After defining what diversity means to your company as a whole and to each function, it is time to quantify and measure what you currently have in your organization. Employees typically self-declare information about their ethnicity and race during the application process. The point of quantifying the diversity is to make sure you have an excellent foundational understanding of where you are starting and set realistic and achievable goals on where you want to go.
A good deliverable of this exercise should be a secure dashboard that can give leaders insights into the current diversity by organization, function, etc. Below is an example of a dashboard that was created using made-up data. It shows you the overall gender diversity of the firm, and the information is further broken down by several dimensions (year-over-year, function, etc.). It is imperative to understand the diversity w.r.t several other key HR metrics, for instance, the below dashboard studies – the variation in promotions awarded by gender, distribution of gender across locations, and the diversity of the workforce by tenure.
Once you developed a solid understanding of your firm’s diversity, it’s time to establish benchmarks using external talent market data. The significance of this effort is to help your requiting/ talent acquisition/ sourcing teams to get a pulse on the available talent. It will help the HR function to build a diverse candidate slate and present it to the hiring managers. For instance, the below chart shows the Female applicants who applied to the open requisitions vs. the talent available in the external market. The information is broken down by the job function.
The hardest part of this exercise is to align the companies job roles/ profiles with the external market.
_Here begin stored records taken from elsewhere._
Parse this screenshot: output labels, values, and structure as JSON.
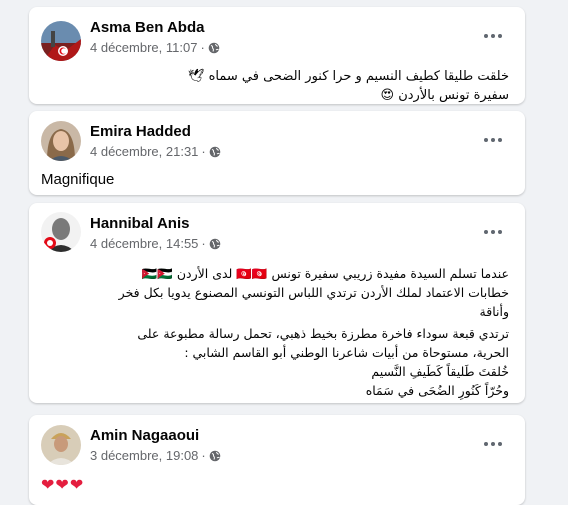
{
  "posts": [
    {
      "author": "Asma Ben Abda",
      "date": "4 décembre, 11:07",
      "separator": "·",
      "avatar_icon": "tunisia-flag-avatar",
      "lines": [
        "خلقت طليقا كطيف النسيم و حرا كنور الضحى في سماه 🕊",
        "سفيرة تونس بالأردن 😍"
      ]
    },
    {
      "author": "Emira Hadded",
      "date": "4 décembre, 21:31",
      "separator": "·",
      "avatar_icon": "woman-portrait-avatar",
      "lines": [
        "Magnifique"
      ]
    },
    {
      "author": "Hannibal Anis",
      "date": "4 décembre, 14:55",
      "separator": "·",
      "avatar_icon": "man-portrait-avatar",
      "lines": [
        "عندما تسلم السيدة مفيدة زريبي سفيرة تونس 🇹🇳🇹🇳 لدى الأردن 🇯🇴🇯🇴",
        "خطابات الاعتماد لملك الأردن ترتدي اللباس التونسي المصنوع يدويا بكل فخر",
        "وأناقة",
        "ترتدي قبعة سوداء فاخرة مطرزة بخيط ذهبي، تحمل رسالة مطبوعة على",
        "الحرية، مستوحاة من أبيات شاعرنا الوطني أبو القاسم الشابي :",
        "خُلقتَ طَليقاً كَطَيفِ النَّسيم",
        "وحُرّاً كَنُورِ الضُحَى في سَمَاه"
      ]
    },
    {
      "author": "Amin Nagaaoui",
      "date": "3 décembre, 19:08",
      "separator": "·",
      "avatar_icon": "man-portrait-avatar",
      "lines": [
        "❤❤❤"
      ]
    }
  ],
  "icons": {
    "privacy": "globe-icon",
    "menu": "more-options-icon"
  }
}
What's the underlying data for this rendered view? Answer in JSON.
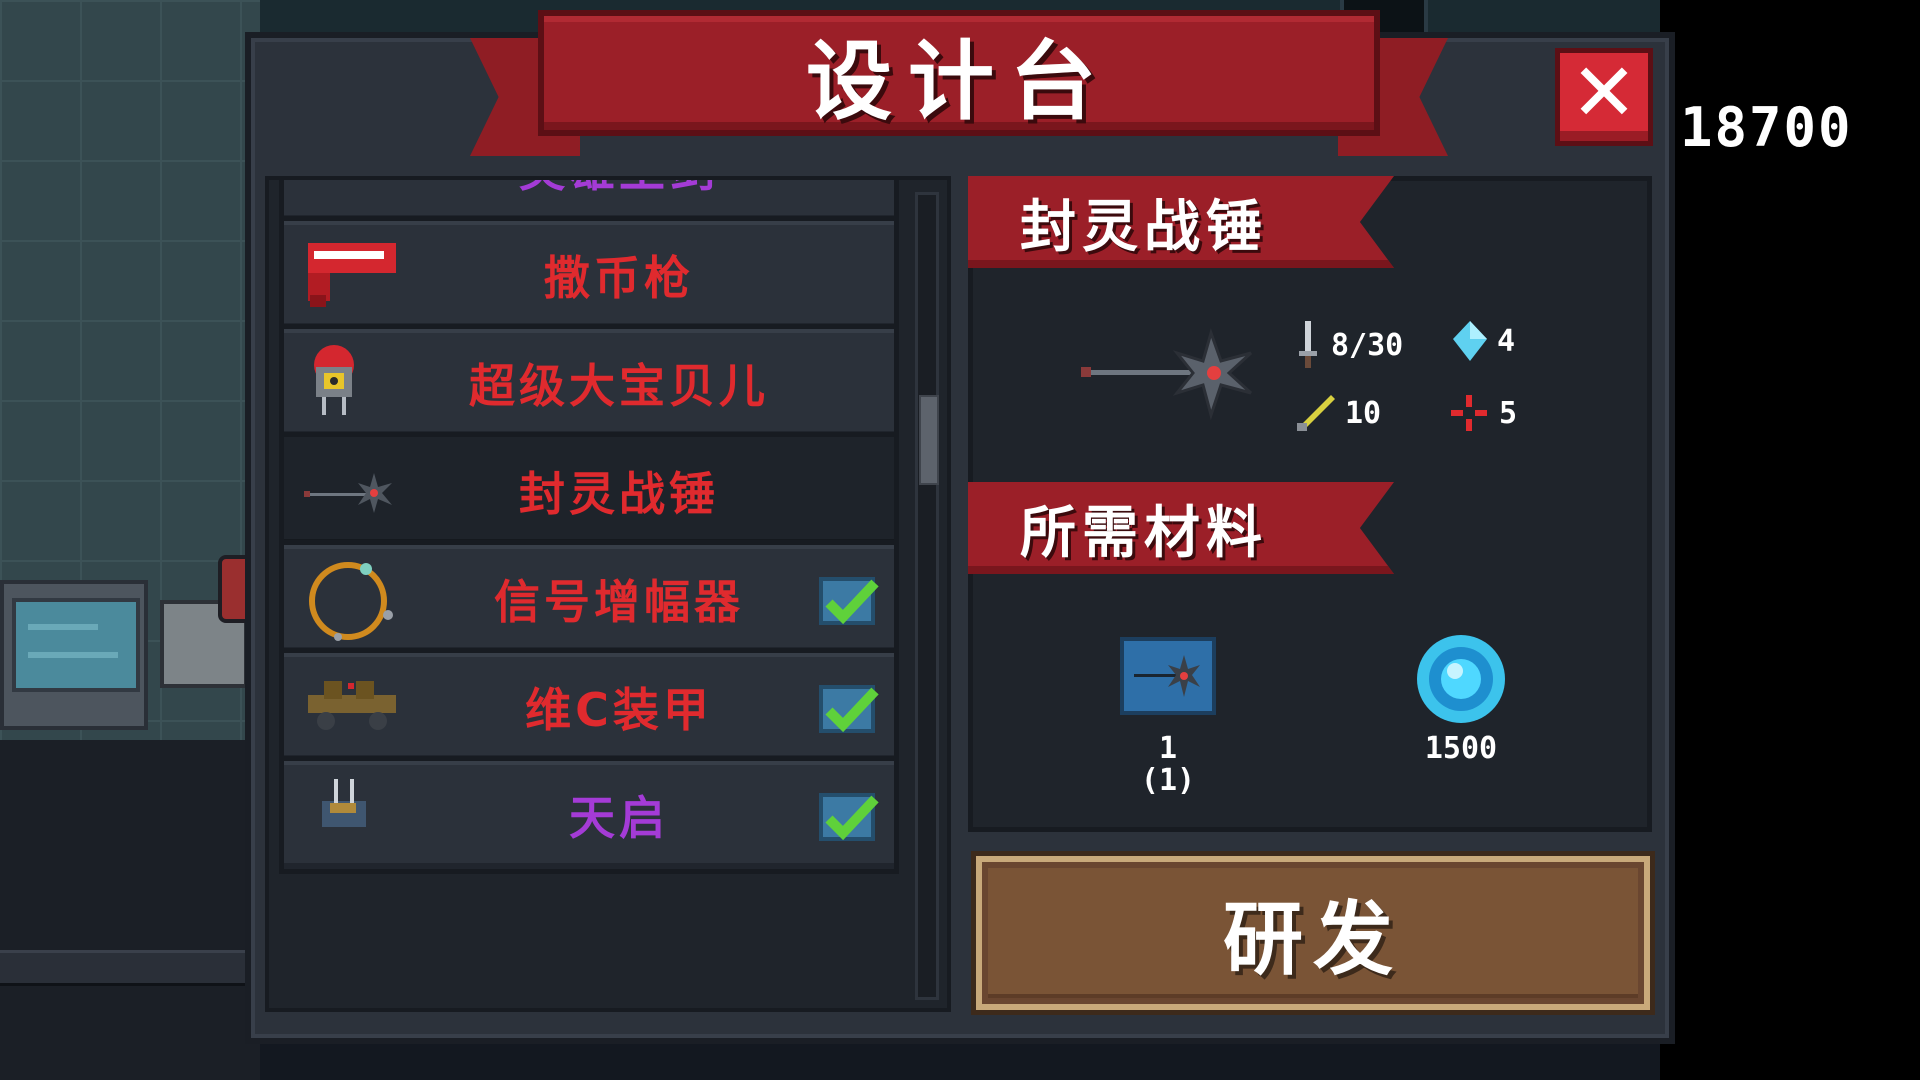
{
  "title": "设计台",
  "coins": "18700",
  "list": {
    "items": [
      {
        "name": "英雄王剑",
        "color": "#a43bd6",
        "icon": "sword-icon",
        "checked": false,
        "partial": "top"
      },
      {
        "name": "撒币枪",
        "color": "#e02a2e",
        "icon": "coin-gun-icon",
        "checked": false
      },
      {
        "name": "超级大宝贝儿",
        "color": "#e02a2e",
        "icon": "nuke-robot-icon",
        "checked": false
      },
      {
        "name": "封灵战锤",
        "color": "#e02a2e",
        "icon": "mace-icon",
        "checked": false,
        "selected": true
      },
      {
        "name": "信号增幅器",
        "color": "#e02a2e",
        "icon": "signal-ring-icon",
        "checked": true
      },
      {
        "name": "维C装甲",
        "color": "#e02a2e",
        "icon": "armor-icon",
        "checked": true
      },
      {
        "name": "天启",
        "color": "#a43bd6",
        "icon": "apocalypse-icon",
        "checked": true,
        "partial": "bottom"
      }
    ]
  },
  "detail": {
    "weapon_name": "封灵战锤",
    "stats": {
      "damage": "8/30",
      "energy": "4",
      "critical": "10",
      "accuracy": "5"
    },
    "materials_title": "所需材料",
    "materials": [
      {
        "icon": "blueprint-icon",
        "amount": "1",
        "owned": "(1)"
      },
      {
        "icon": "gem-icon",
        "amount": "1500"
      }
    ]
  },
  "develop_button": "研发",
  "colors": {
    "ribbon_red": "#9b1f28",
    "rare_red": "#e02a2e",
    "epic_purple": "#a43bd6",
    "button_brown": "#7a5436"
  }
}
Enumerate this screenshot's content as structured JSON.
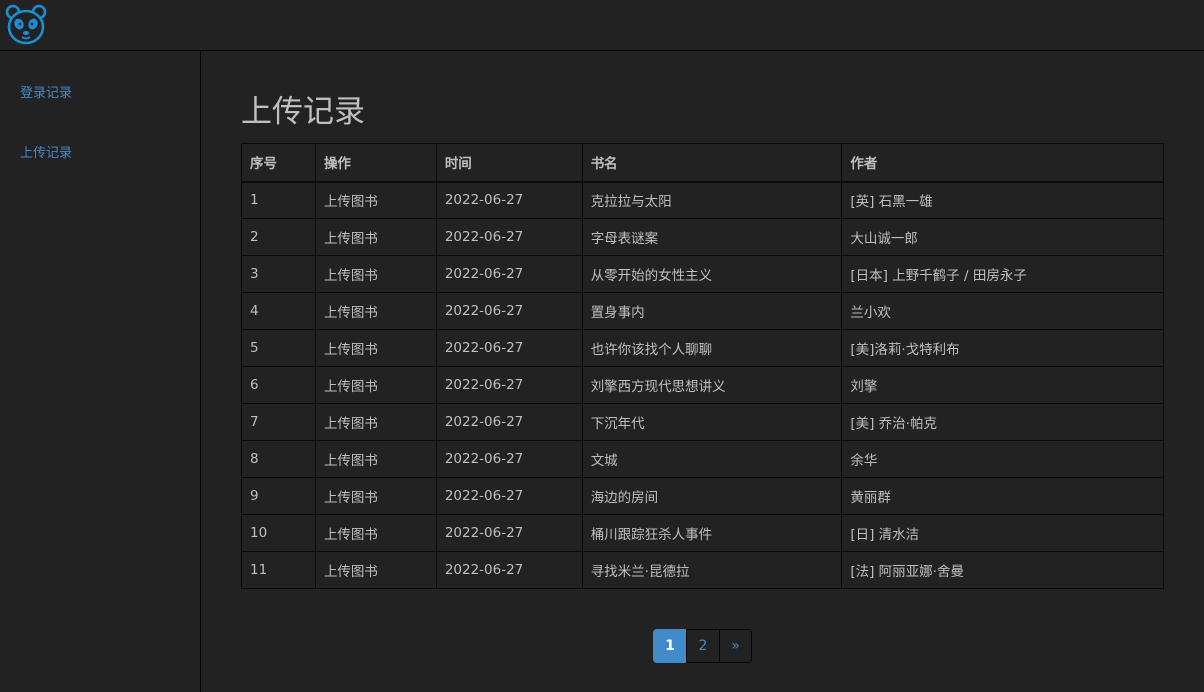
{
  "colors": {
    "background": "#222222",
    "accent": "#428bca",
    "text": "#bfbfbf",
    "border": "#080808"
  },
  "topbar": {
    "logo_icon": "panda-logo-icon"
  },
  "sidebar": {
    "items": [
      {
        "label": "登录记录"
      },
      {
        "label": "上传记录"
      }
    ]
  },
  "main": {
    "title": "上传记录",
    "table": {
      "headers": [
        "序号",
        "操作",
        "时间",
        "书名",
        "作者"
      ],
      "rows": [
        [
          "1",
          "上传图书",
          "2022-06-27",
          "克拉拉与太阳",
          "[英] 石黑一雄"
        ],
        [
          "2",
          "上传图书",
          "2022-06-27",
          "字母表谜案",
          "大山诚一郎"
        ],
        [
          "3",
          "上传图书",
          "2022-06-27",
          "从零开始的女性主义",
          "[日本] 上野千鹤子 / 田房永子"
        ],
        [
          "4",
          "上传图书",
          "2022-06-27",
          "置身事内",
          "兰小欢"
        ],
        [
          "5",
          "上传图书",
          "2022-06-27",
          "也许你该找个人聊聊",
          "[美]洛莉·戈特利布"
        ],
        [
          "6",
          "上传图书",
          "2022-06-27",
          "刘擎西方现代思想讲义",
          "刘擎"
        ],
        [
          "7",
          "上传图书",
          "2022-06-27",
          "下沉年代",
          "[美] 乔治·帕克"
        ],
        [
          "8",
          "上传图书",
          "2022-06-27",
          "文城",
          "余华"
        ],
        [
          "9",
          "上传图书",
          "2022-06-27",
          "海边的房间",
          "黄丽群"
        ],
        [
          "10",
          "上传图书",
          "2022-06-27",
          "桶川跟踪狂杀人事件",
          "[日] 清水洁"
        ],
        [
          "11",
          "上传图书",
          "2022-06-27",
          "寻找米兰·昆德拉",
          "[法] 阿丽亚娜·舍曼"
        ]
      ]
    },
    "pagination": {
      "pages": [
        "1",
        "2"
      ],
      "current": "1",
      "next_label": "»"
    }
  }
}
Most of the time, it is impossible to get complete alignment; it is essential to understand that the purpose of creating benchmarks is to get a directional understanding of the external talent market.
Measure the Impact of Diversity Initiatives
Ultimately, companies should integrate the requisition and external benchmark diversity data to measure how well they track their set D&I goals. For instance, they can assess the heterogeneity of received job applications and compare them with external talent market data for each job function, location, department, or hiring manager.
In the end, hiring managers should always hire the best and the brightest, but as an HR function, we can be sure that we presented a diverse slate of candidates that are in line with what we see in the external market.
Though it’s possible to analytically measure the impact of your D&I initiatives by recruiter, requisition, manager, etc., it’s essential to realize that improving D&I is a long-term game. Micromanaging D&I initiatives can cause unwanted stress among the recruiters; measuring the progress made on initiatives every quarter probably makes sense.
Diversity is no longer a hot topic or compliance necessity only. It’s crucial for fostering happy workplaces, productive employees, and a healthy bottom line. Because of that, companies should take control over their DI&E initiatives to ensure maximum success across all departments and organizational levels.
Although many business leaders rely on traditional strategies to achieve that, those that want to improve their diversity hiring should leverage external talent market analytics to get authentic insights. With this data, recruiters can customize recruitment and use labor demographics info to gear their strategies towards diverse and qualified job seekers.